For all his flaws, Ulysses S. Grant was a great hero and the nation owes his legacy a great debt long left unpaid. Perhaps second only to Lincoln, Grant led the effort to crush the rebellion, save the Union, and end human chattel slavery.  Without him, there might be no United States today. Chernow’s Grant is a remarkable achievement. It deserves to be read by every American.

Author: stanprager

Book nerd, computer geek, rock music fan, dogmatic skeptic.

5 thoughts on “Review of: Grant, by Ron Chernow”

  1. While I may not be the brightest bulb in the lamp, I’m certainly not the dimmest. Almost every paragraph I had to look up one or more words. I felt that the author was trying to impress his readers with his wordsmith, which only lead to a tiresome reading of his biography on Grant. If his other books are similar, I doubt that I’ll ever read another of his books.
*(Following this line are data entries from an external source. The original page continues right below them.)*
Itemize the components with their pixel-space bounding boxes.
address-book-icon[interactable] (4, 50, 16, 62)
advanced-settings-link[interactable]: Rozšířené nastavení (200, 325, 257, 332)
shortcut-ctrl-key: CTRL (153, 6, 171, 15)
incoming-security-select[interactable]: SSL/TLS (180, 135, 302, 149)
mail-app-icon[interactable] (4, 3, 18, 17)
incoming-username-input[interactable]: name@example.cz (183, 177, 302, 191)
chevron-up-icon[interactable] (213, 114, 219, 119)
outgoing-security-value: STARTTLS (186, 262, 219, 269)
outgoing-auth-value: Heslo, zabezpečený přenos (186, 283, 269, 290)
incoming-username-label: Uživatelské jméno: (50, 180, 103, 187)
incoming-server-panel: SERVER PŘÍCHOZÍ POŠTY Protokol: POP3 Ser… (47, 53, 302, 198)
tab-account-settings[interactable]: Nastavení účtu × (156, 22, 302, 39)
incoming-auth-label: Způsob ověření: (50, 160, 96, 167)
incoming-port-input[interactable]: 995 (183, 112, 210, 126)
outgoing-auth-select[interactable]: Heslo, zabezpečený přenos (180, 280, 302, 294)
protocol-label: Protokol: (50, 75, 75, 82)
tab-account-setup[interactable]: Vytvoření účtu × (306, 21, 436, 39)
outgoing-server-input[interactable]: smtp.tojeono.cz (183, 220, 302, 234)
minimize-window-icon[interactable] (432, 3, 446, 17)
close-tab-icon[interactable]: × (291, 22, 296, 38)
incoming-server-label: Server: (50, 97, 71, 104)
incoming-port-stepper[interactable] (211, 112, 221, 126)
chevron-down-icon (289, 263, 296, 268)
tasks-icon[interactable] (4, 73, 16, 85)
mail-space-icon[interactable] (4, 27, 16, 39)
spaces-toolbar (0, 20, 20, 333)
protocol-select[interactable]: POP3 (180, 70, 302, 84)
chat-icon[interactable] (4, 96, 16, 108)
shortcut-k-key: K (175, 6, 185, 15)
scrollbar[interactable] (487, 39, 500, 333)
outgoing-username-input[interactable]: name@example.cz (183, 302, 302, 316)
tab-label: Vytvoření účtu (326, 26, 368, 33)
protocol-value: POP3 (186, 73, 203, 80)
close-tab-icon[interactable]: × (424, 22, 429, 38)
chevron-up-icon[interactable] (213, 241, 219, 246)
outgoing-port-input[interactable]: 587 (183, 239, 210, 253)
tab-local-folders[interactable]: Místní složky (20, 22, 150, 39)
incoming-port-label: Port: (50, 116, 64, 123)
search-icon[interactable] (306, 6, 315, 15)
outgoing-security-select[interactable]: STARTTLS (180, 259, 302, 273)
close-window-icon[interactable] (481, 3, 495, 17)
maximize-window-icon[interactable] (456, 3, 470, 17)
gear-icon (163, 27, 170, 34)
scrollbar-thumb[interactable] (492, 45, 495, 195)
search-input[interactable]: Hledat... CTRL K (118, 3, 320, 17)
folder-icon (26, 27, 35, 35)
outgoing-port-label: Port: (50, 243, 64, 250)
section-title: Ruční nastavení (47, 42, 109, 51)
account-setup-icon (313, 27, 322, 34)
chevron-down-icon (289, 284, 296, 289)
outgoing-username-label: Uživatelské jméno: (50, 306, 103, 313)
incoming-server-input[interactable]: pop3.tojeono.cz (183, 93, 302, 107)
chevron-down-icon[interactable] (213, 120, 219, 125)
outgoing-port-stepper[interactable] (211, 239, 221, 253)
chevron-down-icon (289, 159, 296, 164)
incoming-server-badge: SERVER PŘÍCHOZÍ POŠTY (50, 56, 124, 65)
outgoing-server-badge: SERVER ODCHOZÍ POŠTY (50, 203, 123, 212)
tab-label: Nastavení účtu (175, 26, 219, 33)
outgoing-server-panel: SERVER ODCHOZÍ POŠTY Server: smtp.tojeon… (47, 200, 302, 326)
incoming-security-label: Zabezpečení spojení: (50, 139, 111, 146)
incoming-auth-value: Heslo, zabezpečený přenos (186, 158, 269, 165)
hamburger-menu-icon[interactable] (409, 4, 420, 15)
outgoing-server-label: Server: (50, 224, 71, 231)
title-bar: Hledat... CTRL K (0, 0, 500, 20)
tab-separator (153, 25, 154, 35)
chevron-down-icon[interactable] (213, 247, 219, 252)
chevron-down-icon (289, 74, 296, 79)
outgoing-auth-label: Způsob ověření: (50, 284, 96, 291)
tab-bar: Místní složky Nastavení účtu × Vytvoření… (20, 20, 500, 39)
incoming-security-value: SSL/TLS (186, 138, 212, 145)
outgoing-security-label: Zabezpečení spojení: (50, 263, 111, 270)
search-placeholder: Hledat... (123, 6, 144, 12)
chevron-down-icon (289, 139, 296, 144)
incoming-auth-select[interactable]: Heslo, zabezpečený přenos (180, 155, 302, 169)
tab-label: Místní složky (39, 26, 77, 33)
    1. Hmmm … that’s odd because honestly I don’t recall looking up any words while reading “Grant.” I did find Chernow’s “Hamilton” while brilliant a bit of a brick, and the vocabulary sometimes more challenging, but I did not experience that with “Grant.” Of course it could just be me: I was self-schooled in literature with Faulkner, Styron and the like as constant companions, which forced me to expand my command of sometimes arcane vocabulary, not that I still don’t have to rely on my Dictionary app from time to time. We are all different, of course, but I found Grant an extremely fast-moving, quite accessible read, which again represents a contrast with “Hamilton,” which was pregnant in detail and a much tougher climb. Obviously, Chernow is not for you, which is fine … so many books, so little time!